Ask your friend to stand outside your door. Get them to say “Speak!” or “Alert.”
This may feel a little silly, but it’s all part of the training session. Then your friend rings the doorbell or knocks at the door.
Teach your German Shepherd Dog it’s OK to bark to announce the arrival of a guest
Then when your German Shepherd Dog barks a few times, you say “Speak!” Praise your dog profusely.
Next, dangle a treat in front of them and tell them “Quiet!” or “Shush!”
If your dog is motivated by food, he will stop barking immediately because of this simple fact: It is physically impossible for dogs to sniff and bark at the same time.
Your German Shepherd Dog will eventually learn when to bark and when to be silent
Praise your dog again as he sniffs the treat.
Work with your friend to do this training several times a day, and your German Shepherd Dog will learn to bark when someone comes to the door and you say “Speak!”
Eventually, your dog will learn to bark after your request but before someone knocks on your door or rings your doorbell.
What’s even better is that your German Shepherd Dog will learn to be quiet when you give the “Shush!” command, expecting another treat.
Don’t run out of treats
It’s important, of course, not to run out of treats.
There is a limit to how many treats you should give your dog every day, preferably no more than about 10 percent of their total diet.
You may have to give your dog kibble-sized treats if you need to do this exercise a number of times a day.
It helps not to overfeed your dog at mealtime so they remain food-motivated for training.
When do you start Speak and Shush Training? How long does it take?
The best time to start Speak and Shush Training is when your German Shepherd puppy is about 20 weeks old.
Continue training the command with some help from your friends until she gets it right 10 times in a row.
Canine psychologist Stanley Coren estimates that it will take a German Shepherd just five times to get the command right the first time.
The great thing about German Shepherd Dogs is that they are wonderfully intelligent, in the same league as Border Collies and Poodles.
German Shepherd Dogs learn best when they are taught the same lesson in different settings.
It’s fine to use the Speak and Shush method with different friends helping you and at different entrances to your home.
In fact, it helps to mix up the settings for performing the command.

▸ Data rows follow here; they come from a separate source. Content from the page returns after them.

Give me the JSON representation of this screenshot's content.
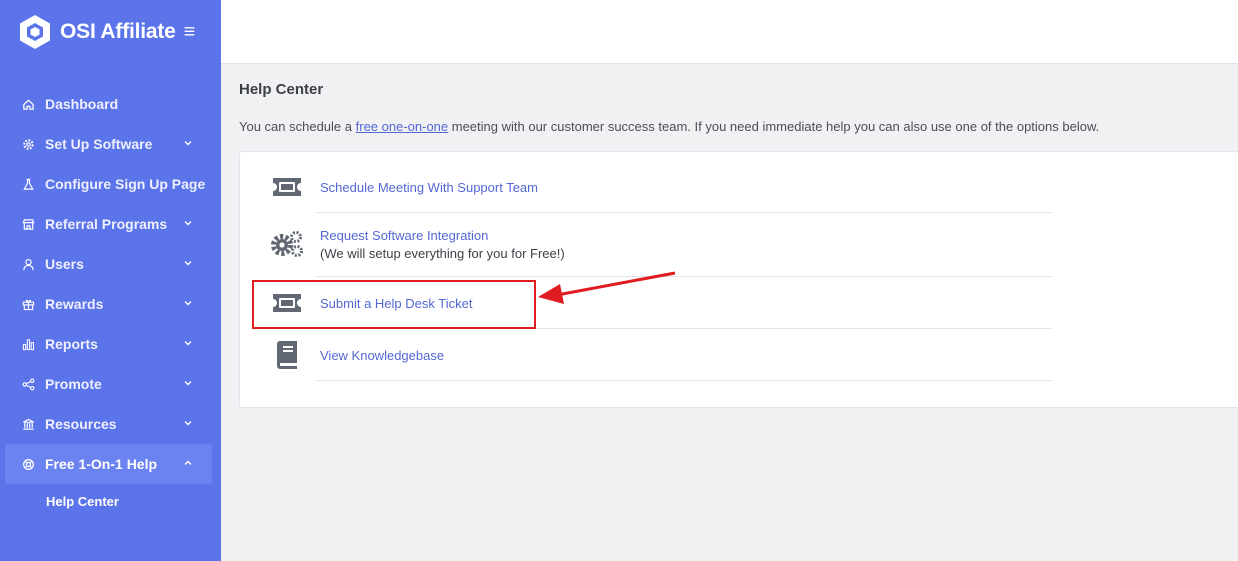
{
  "brand": {
    "name": "OSI Affiliate"
  },
  "sidebar": {
    "items": [
      {
        "label": "Dashboard",
        "icon": "home-icon",
        "expandable": false
      },
      {
        "label": "Set Up Software",
        "icon": "gear-icon",
        "expandable": true
      },
      {
        "label": "Configure Sign Up Page",
        "icon": "flask-icon",
        "expandable": false
      },
      {
        "label": "Referral Programs",
        "icon": "store-icon",
        "expandable": true
      },
      {
        "label": "Users",
        "icon": "user-icon",
        "expandable": true
      },
      {
        "label": "Rewards",
        "icon": "gift-icon",
        "expandable": true
      },
      {
        "label": "Reports",
        "icon": "bar-chart-icon",
        "expandable": true
      },
      {
        "label": "Promote",
        "icon": "share-icon",
        "expandable": true
      },
      {
        "label": "Resources",
        "icon": "bank-icon",
        "expandable": true
      },
      {
        "label": "Free 1-On-1 Help",
        "icon": "support-icon",
        "expandable": true,
        "active": true
      }
    ],
    "sub_items": [
      {
        "label": "Help Center"
      }
    ]
  },
  "main": {
    "title": "Help Center",
    "intro_before": "You can schedule a ",
    "intro_link": "free one-on-one",
    "intro_after": " meeting with our customer success team. If you need immediate help you can also use one of the options below.",
    "options": [
      {
        "label": "Schedule Meeting With Support Team",
        "icon": "ticket-icon"
      },
      {
        "label": "Request Software Integration",
        "sub": "(We will setup everything for you for Free!)",
        "icon": "gears-icon"
      },
      {
        "label": "Submit a Help Desk Ticket",
        "icon": "ticket-icon"
      },
      {
        "label": "View Knowledgebase",
        "icon": "book-icon"
      }
    ]
  },
  "colors": {
    "sidebar": "#5c74ea",
    "link": "#5468d4",
    "annotation": "#e11b22"
  }
}
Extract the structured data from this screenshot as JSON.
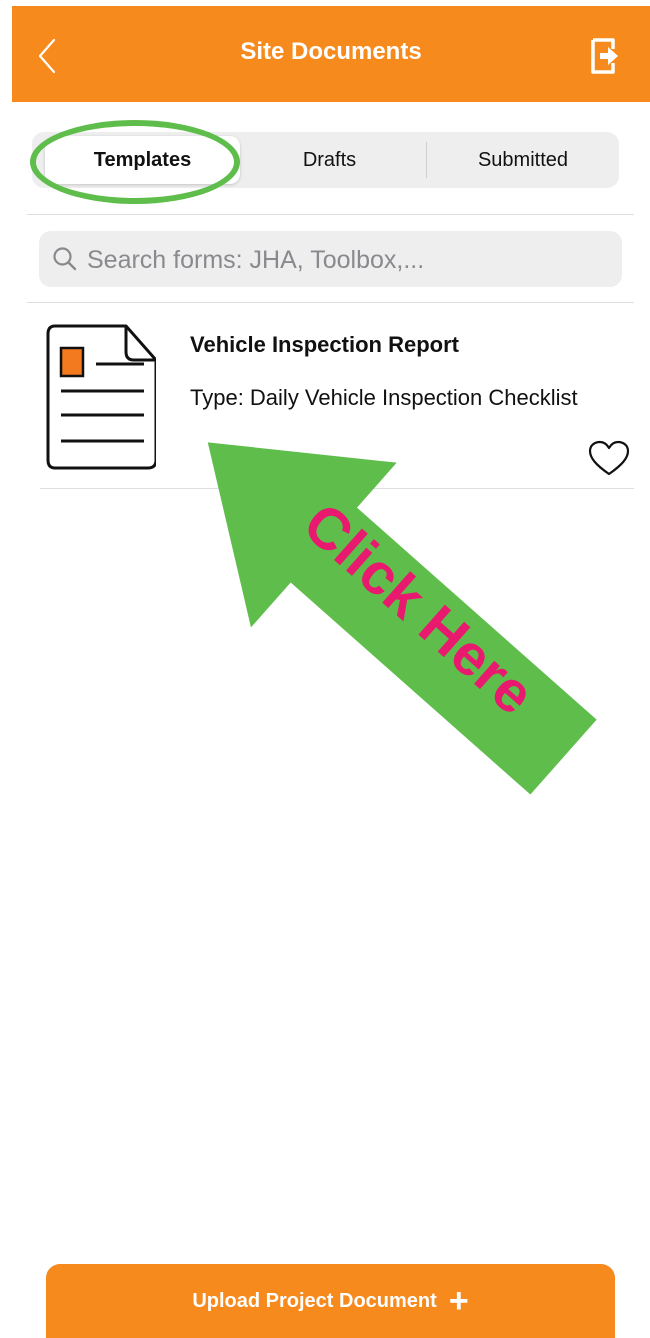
{
  "header": {
    "title": "Site Documents",
    "back_icon": "chevron-left-icon",
    "exit_icon": "exit-icon"
  },
  "tabs": [
    {
      "label": "Templates",
      "active": true
    },
    {
      "label": "Drafts",
      "active": false
    },
    {
      "label": "Submitted",
      "active": false
    }
  ],
  "search": {
    "placeholder": "Search forms: JHA, Toolbox,..."
  },
  "documents": [
    {
      "title": "Vehicle Inspection Report",
      "type": "Type: Daily Vehicle Inspection Checklist",
      "icon": "document-icon",
      "favorite": false
    }
  ],
  "annotation": {
    "text": "Click Here"
  },
  "footer": {
    "upload_label": "Upload Project Document",
    "upload_plus": "+"
  },
  "colors": {
    "brand_orange": "#F78A1D",
    "highlight_green": "#5FBE4B",
    "annotation_pink": "#E8196E"
  }
}
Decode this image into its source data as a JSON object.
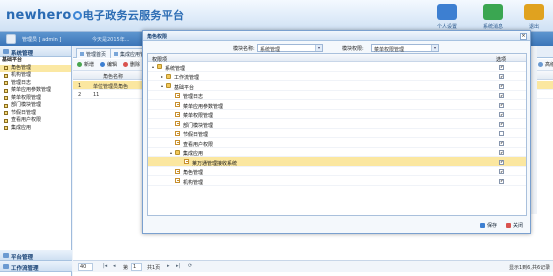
{
  "header": {
    "logo_en": "newhero",
    "logo_cn": "电子政务云服务平台",
    "icons": [
      {
        "name": "personal-settings-icon",
        "label": "个人设置",
        "color": "#3d7fd1"
      },
      {
        "name": "system-message-icon",
        "label": "系统消息",
        "color": "#3aa651"
      },
      {
        "name": "exit-icon",
        "label": "退出",
        "color": "#e0a21f"
      }
    ]
  },
  "userbar": {
    "user_text": "管理员 [ admin ]",
    "welcome": "今天是2015年..."
  },
  "sidebar": {
    "head": "系统管理",
    "items": [
      {
        "label": "基础平台",
        "root": true
      },
      {
        "label": "角色管理",
        "selected": true
      },
      {
        "label": "机构管理"
      },
      {
        "label": "管理日志"
      },
      {
        "label": "菜单应用参数管理"
      },
      {
        "label": "菜单权限管理"
      },
      {
        "label": "部门模块管理"
      },
      {
        "label": "节假日管理"
      },
      {
        "label": "查看用户权限"
      },
      {
        "label": "集成应用"
      }
    ],
    "bottom_panels": [
      "平台管理",
      "工作流管理"
    ]
  },
  "content": {
    "tabs": [
      "管理首页",
      "集成应用管理"
    ],
    "toolbar": [
      "新增",
      "编辑",
      "删除"
    ],
    "extra_tool": "高级",
    "grid_header": "角色名称",
    "rows": [
      {
        "num": "1",
        "name": "单位管理员角色",
        "selected": true
      },
      {
        "num": "2",
        "name": "11",
        "selected": false
      }
    ],
    "pager": {
      "page_size": "40",
      "page_label": "第",
      "page_num": "1",
      "page_total": "共1页",
      "info": "显示1到6,共6记录"
    }
  },
  "modal": {
    "title": "角色权限",
    "close": "×",
    "module_label": "模块名称:",
    "module_value": "系统管理",
    "perm_label": "模块权限:",
    "perm_value": "菜单权限管理",
    "col_perm": "权限项",
    "col_check": "选项",
    "tree": [
      {
        "label": "系统管理",
        "level": 0,
        "type": "folder",
        "toggle": "▴",
        "checked": true
      },
      {
        "label": "工作流管理",
        "level": 1,
        "type": "folder",
        "toggle": "▸",
        "checked": true
      },
      {
        "label": "基础平台",
        "level": 1,
        "type": "folder",
        "toggle": "▴",
        "checked": true
      },
      {
        "label": "管理日志",
        "level": 2,
        "type": "page",
        "checked": true
      },
      {
        "label": "菜单应用参数管理",
        "level": 2,
        "type": "page",
        "checked": true
      },
      {
        "label": "菜单权限管理",
        "level": 2,
        "type": "page",
        "checked": true
      },
      {
        "label": "部门模块管理",
        "level": 2,
        "type": "page",
        "checked": true
      },
      {
        "label": "节假日管理",
        "level": 2,
        "type": "page",
        "checked": false
      },
      {
        "label": "查看用户权限",
        "level": 2,
        "type": "page",
        "checked": true
      },
      {
        "label": "集成应用",
        "level": 2,
        "type": "folder",
        "toggle": "▴",
        "checked": true
      },
      {
        "label": "莱万通管理接收系统",
        "level": 3,
        "type": "page",
        "checked": true,
        "selected": true
      },
      {
        "label": "角色管理",
        "level": 2,
        "type": "page",
        "checked": true
      },
      {
        "label": "机构管理",
        "level": 2,
        "type": "page",
        "checked": true
      }
    ],
    "save_label": "保存",
    "close_label": "关闭"
  }
}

How to make sure Speak and Shush Training lasts
To make sure Speak and Shush Training sticks, focus on just learning the command during your first training session.
Then allow your kids to be playing, your TV to be blaring, and maybe dinner to be cooking when your friend knocks at the door.
German Shepherd Dogs who learn even with distractions have longer memories of their training.
Progressively increase the amount of time you expect your German Shepherd to stay shushed before they get their treat, five seconds, 10 seconds, 15 seconds, and so on, up to 30 seconds.
They will get more and more accustomed to holding back their barks to get the treats and attention they crave.
You can channel your German Shepherd Dog’s natural instinct to bark
You can use Speak and Shush Training to channel your German Shepherd Dog’s natural tendency to bark into a way to keep you safe at night.
Train your dog to “Speak” when she detects a prowler, or when someone is approaching you on a dark street.
Your German Shepherd can learn to bark just enough to give you a warning without giving your location away or disturbing your neighbors.